A pangenome and pantranscriptome of hexaploid oat

A pangenome and pantranscriptome of hexaploid oat

Summary

This Nature paper presents a chromosome-scale pangenome and pantranscriptome for hexaploid oat (Avena sativa). The authors assembled and annotated 33 genomes (the PanOat panel) and generated transcriptome data across six tissues for 23 of those lines. They produced a gene-expression atlas, defined core/shell/cloud gene compartments, mapped gene presence–absence variation (PAV) and surveyed large structural variants (SVs). Key findings include subgenome-biased expression (C-subgenome underexpressed), compensatory upregulation following gene loss (more common between the closely related A and D subgenomes), and multiple major chromosomal rearrangements that impact breeding — notably a large pericentric inversion on chromosome 7D linked to earlier heading and a 2A/2C homeologous exchange associated with widely used Australian semi-dwarf varieties. The datasets and genome browsers are publicly available (GrainGenes, ENA projects), providing immediate resources for oat research and genomics-assisted breeding.

Key Points

  • Thirty-three chromosome-scale oat genomes were assembled and annotated; transcriptomes from six tissues were profiled for 23 lines to build a pantranscriptome.
  • The pangenome partitions genes into core (present in all), shell (in many) and cloud (unique) categories; core genes are enriched for essential processes while shell/cloud contain defence and adaptive functions.
  • Subgenome expression bias: C-subgenome genes show lower mean expression than A or D, and A–D homeologues compensate more readily for each other after gene loss than C does.
  • Large structural variants are common and functionally important: a ~420–450 Mb pericentric inversion on 7D is associated with earlier flowering, and a 2A/2C homeologous exchange (likely linked to historical mutation breeding) is frequent in successful Australian varieties and correlates with yield advantage in trial data.
  • Synthetic-derived and breeding lines carry homeologous exchanges and chromosome substitutions (for example 6D replaced by 6A), which substantially shift expression patterns and may be harnessed or avoided in breeding.
  • SVs suppress recombination and cause segregation distortion in crosses; the study provides maps and SNP/k-mer markers to help breeders choose parents and interpret mapping results.
  • All data, genome browsers (33 accessions) and tools (BLAST, eFP expression pages) are deposited in public repositories (ENA, GrainGenes) to accelerate oat improvement.

Context and relevance

Oat is a globally important cereal with rising demand (oat milk and health markets).
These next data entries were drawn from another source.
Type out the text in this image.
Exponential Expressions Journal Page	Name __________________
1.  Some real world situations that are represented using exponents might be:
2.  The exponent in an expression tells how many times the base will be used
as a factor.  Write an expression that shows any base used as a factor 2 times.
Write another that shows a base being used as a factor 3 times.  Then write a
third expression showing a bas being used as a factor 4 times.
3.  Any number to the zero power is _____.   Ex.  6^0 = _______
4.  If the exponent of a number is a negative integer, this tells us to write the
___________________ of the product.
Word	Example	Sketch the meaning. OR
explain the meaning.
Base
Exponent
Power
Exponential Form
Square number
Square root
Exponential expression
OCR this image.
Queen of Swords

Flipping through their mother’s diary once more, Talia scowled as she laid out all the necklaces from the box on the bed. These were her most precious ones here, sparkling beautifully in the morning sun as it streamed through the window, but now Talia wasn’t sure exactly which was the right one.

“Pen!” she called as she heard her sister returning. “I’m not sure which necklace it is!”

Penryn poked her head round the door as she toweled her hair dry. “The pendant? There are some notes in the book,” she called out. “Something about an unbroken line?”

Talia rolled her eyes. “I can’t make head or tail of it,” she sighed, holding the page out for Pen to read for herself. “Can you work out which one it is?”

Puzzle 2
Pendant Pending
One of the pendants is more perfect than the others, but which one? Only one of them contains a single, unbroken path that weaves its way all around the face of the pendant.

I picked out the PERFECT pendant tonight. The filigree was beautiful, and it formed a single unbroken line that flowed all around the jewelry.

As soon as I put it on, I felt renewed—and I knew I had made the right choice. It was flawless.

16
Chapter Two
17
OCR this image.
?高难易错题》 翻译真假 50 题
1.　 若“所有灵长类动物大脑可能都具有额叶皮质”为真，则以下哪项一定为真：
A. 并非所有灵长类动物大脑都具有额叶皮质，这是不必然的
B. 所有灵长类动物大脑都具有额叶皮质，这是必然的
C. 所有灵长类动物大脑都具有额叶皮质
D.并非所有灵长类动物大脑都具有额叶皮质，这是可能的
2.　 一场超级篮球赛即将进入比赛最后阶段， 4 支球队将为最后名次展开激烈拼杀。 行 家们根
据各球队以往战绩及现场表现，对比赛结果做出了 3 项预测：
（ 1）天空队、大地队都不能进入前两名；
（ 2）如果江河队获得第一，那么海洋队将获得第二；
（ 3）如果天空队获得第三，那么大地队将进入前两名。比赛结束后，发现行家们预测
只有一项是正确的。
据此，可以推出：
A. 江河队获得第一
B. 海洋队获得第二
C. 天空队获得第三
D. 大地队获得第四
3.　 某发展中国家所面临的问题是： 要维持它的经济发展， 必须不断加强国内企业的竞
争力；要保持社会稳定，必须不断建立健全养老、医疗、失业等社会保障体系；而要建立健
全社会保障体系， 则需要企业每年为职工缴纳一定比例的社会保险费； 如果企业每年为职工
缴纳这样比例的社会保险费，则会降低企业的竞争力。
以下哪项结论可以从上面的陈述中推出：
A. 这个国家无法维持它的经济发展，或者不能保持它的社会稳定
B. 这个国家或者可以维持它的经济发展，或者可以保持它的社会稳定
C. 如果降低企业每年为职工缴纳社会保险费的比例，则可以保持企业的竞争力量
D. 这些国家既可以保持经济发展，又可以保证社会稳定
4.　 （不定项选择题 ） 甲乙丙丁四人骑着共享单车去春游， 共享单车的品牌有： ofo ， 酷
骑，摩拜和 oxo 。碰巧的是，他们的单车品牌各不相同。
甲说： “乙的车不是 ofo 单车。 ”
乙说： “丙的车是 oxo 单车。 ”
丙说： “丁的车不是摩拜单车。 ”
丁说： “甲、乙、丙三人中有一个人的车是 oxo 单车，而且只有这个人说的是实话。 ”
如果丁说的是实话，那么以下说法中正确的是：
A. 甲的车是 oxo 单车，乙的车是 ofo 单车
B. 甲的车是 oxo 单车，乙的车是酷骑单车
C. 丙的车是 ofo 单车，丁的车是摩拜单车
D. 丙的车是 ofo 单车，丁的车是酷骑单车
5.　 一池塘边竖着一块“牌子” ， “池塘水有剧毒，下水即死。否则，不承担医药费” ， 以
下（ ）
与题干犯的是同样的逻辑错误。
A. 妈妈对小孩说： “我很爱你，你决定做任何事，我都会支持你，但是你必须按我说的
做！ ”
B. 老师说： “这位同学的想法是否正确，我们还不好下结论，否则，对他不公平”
Genomic resources for oat have lagged behind other cereals because of its large, repeat-rich allohexaploid genome. This pangenome turns that challenge into an opportunity: by delivering multiple reference-quality assemblies plus a pantranscriptome, the work exposes the structural and expression diversity that shapes agronomic traits and breeding outcomes. The study is directly relevant to plant geneticists and breeders working on oat or related polyploid cereals, and to anyone interested in how structural variation and subgenome interactions influence trait evolution and crop improvement.

Why should I read this?

Short version: if you care about making better oats (or understanding tricky polyploid genomes), this paper saves you the legwork. It bundles 33 genome assemblies, a multi-tissue expression atlas, and clear examples of how big chromosome changes affect flowering, yield and breeding. Practical takeaway: maps and markers are now available to diagnose SVs that break crosses or preserve useful allele blocks — handy for breeders and genomicists.